La règle des 10-20-30 de Santamour en guise de boussole

Dans le monde de la gestion des espaces verts, nous nous efforçons de maintenir un peuplement d’arbres écologiquement responsable et durable. Un objectif qui semble aller de soi à première vue, surtout à une époque où la biodiversité fait couler beaucoup d’encre. Pourtant, dans l’environnement urbain, nous remarquons que les monocultures sont encore nombreuses. C’est l’un des plus grands défis à relever lorsqu’il s’agit de planter dans un contexte de changement climatique, de bétonisation de l’environnement et de propagation rapide de maladies due à la mondialisation. Dans cet article, nous examinons plus en détail les conditions nécessaires à la constitution d’un peuplement d’arbres présentant une grande valeur écologique, en mettant l’accent sur la règle 10-20-30 du Dr Santamour comme guide pour les gestionnaires et les concepteurs d’espaces de verdure.

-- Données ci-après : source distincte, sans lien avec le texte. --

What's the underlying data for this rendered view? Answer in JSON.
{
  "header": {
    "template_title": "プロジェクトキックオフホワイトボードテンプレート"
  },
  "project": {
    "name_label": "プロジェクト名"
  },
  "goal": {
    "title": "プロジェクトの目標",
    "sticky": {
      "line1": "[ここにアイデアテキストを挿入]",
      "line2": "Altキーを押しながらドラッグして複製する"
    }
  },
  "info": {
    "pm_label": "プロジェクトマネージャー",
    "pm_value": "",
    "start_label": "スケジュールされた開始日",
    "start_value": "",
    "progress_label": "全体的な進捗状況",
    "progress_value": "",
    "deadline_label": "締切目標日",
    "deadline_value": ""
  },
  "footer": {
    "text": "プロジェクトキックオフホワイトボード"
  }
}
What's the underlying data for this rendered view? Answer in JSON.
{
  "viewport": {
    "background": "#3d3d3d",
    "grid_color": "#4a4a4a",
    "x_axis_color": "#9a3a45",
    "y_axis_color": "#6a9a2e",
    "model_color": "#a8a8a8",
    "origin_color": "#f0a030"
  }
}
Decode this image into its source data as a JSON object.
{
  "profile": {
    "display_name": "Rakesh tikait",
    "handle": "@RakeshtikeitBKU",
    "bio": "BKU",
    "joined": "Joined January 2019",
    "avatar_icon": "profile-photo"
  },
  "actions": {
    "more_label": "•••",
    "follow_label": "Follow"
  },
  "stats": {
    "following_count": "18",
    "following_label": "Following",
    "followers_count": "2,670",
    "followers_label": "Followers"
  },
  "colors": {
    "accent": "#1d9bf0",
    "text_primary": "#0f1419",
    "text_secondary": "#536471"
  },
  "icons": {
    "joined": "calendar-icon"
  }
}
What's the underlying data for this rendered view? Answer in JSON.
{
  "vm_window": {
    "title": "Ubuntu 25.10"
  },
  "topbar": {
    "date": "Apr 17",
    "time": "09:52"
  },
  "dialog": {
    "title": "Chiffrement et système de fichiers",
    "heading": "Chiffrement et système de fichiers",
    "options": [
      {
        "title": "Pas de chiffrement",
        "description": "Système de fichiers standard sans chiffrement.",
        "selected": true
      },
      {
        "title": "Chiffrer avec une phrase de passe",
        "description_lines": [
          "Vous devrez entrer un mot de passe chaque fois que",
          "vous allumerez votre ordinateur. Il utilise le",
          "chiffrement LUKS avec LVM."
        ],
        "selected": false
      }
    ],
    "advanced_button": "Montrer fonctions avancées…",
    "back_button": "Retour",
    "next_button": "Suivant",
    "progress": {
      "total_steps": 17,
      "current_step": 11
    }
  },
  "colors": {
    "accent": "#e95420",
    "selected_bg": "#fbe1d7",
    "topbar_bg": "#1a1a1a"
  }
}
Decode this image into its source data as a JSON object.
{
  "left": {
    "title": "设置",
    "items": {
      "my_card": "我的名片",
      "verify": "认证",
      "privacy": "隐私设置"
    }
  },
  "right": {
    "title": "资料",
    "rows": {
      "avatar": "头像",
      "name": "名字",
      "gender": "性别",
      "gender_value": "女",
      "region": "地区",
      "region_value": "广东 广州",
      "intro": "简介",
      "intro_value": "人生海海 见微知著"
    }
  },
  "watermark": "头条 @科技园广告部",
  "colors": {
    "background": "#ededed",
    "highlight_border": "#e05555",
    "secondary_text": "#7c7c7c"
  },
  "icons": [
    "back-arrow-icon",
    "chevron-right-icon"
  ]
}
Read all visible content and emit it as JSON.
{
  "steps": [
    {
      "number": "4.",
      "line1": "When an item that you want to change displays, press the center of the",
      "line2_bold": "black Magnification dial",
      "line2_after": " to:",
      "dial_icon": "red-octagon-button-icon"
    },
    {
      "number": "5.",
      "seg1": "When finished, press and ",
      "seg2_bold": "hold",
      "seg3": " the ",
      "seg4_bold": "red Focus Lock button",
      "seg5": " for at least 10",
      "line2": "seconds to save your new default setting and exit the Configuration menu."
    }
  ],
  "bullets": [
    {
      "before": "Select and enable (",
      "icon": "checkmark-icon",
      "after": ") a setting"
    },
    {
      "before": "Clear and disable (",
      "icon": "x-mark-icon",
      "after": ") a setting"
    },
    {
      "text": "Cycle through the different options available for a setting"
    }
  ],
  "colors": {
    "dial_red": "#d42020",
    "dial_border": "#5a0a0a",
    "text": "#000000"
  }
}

Monocultures et risques écologiques
Lorsqu’une espèce d’arbre est présente en grand nombre dans une zone, cela constitue un danger. En effet, le risque de contamination croisée est d’autant plus grand que les arbres d’une même espèce sont proches les uns des autres et, lorsqu’une maladie survient, c’est toute une structure qui peut s’écrouler. Le chêne a été planté massivement pendant de nombreuses années, car c’est l’arbre indigène qui présente la plus grande biodiversité. Des insectes, des acariens, de nombreuses espèces de papillons de nuit, des algues, des champignons et des mousses y trouvent refuge et nourriture. C’est une bonne chose pour la biodiversité, mais la plantation massive entraîne de nouveaux défis. Par exemple, les chênes pédonculés sont des plantes hôtes pour la chenille processionnaire du chêne et le charançon du chêne, et la plantation d’allées entières de chênes renforce la pression parasitaire de ces insectes. D’ailleurs, cela ne s’applique pas uniquement aux chênes ; d’autres peuplements homogènes d’arbres sont également sensibles aux maladies et aux parasites. Par exemple, nous connaissons tous la chalarose du frêne, la nécrose bactérienne du marronnier
et la maladie de la suie de l’érable. C’est pourquoi il est souhaitable que les gestionnaires d’espaces verts s’efforcent d’assurer une diversité optimale des peuplements d’arbres afin de mieux répartir les risques.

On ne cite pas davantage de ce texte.